Oh, hey! It's my new car under all that snow. Sidenote: yes, that is a Camaro parked next to me, and yes, she does live here and drive it in all the snow. Today, she got stuck in our driveway and had to get pulled out by a weird man in a truck wearing a non-ironic trucker hat. Not a tow truck, just some kindly gent in coveralls and Chevy from the 70's. Not that all men in coveralls who drive trucks from the 70's are creepy. My dad has a truck from the 70's and has been known to sport some (extremely warm) Carhartt coveralls.
Oh hey there giant ice wands.
Oh hey there Lakeview Ave! Way to not get plowed today.
My New Year's 2011 is significantly snowier than New Year's 2010, what with not being in Santa Barbara this year.

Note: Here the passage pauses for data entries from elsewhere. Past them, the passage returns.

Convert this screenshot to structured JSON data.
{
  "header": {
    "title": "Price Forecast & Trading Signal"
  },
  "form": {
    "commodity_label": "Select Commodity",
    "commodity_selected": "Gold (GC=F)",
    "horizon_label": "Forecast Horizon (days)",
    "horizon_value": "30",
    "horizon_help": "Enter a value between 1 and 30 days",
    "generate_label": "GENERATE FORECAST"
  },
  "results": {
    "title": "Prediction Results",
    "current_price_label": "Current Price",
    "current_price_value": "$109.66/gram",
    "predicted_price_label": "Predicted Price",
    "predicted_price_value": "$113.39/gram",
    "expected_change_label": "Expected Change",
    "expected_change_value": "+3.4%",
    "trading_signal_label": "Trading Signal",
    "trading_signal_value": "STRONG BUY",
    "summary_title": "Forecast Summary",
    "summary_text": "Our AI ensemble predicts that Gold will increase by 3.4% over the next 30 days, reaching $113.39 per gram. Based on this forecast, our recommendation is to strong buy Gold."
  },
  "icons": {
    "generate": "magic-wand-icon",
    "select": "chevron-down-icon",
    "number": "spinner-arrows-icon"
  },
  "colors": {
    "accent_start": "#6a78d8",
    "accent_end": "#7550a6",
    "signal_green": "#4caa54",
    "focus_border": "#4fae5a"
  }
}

I am not a huge fan of the big New Year's Eve celebration. I think they are always over hyped
and anti-climactic. New Year's Eve usually ranges from meh to horrible, and this episode of How I Met Your Mother nearly perfectly encompasses and expresses how I feel about New Year's Eve. It's not quite perfect because, if Jason Segel (my imaginary husband) were anywhere in my vicinity, it would be a perfect moment. No matter what was happening. Even if puppies were exploding, and I was forced to eat canned green beans.
This year, I was awake, but only because I was engrossed in an episode of Nip/Tuck. ( I know, I know, Nip/Tuck is terrible, but I'm watching old episodes on Netflix, and I'm only halfway through season 2, and it is common internet knowledge that it didn't get bad until season 4.) Last year, I slept through the ringing in the new year. The year before that, I was snowed in at my parents house watching HIMYM on dvd. But not the New Year's episode. That would have been ironic. Maybe. I don't know. I'm confused on the true definition of irony because I listened to too much Alanis growing up. (Just kidding. I absolutely know the true definition of irony and that would not have been ironic. Ironic would have been if I had been watching it in a limo and uncomfortable shoes and a tight dress while all I wanted was to be on the couch in yoga pants eating a block of cheese.)
Anyway, the point of all this, is to wish everyone a happy 2011.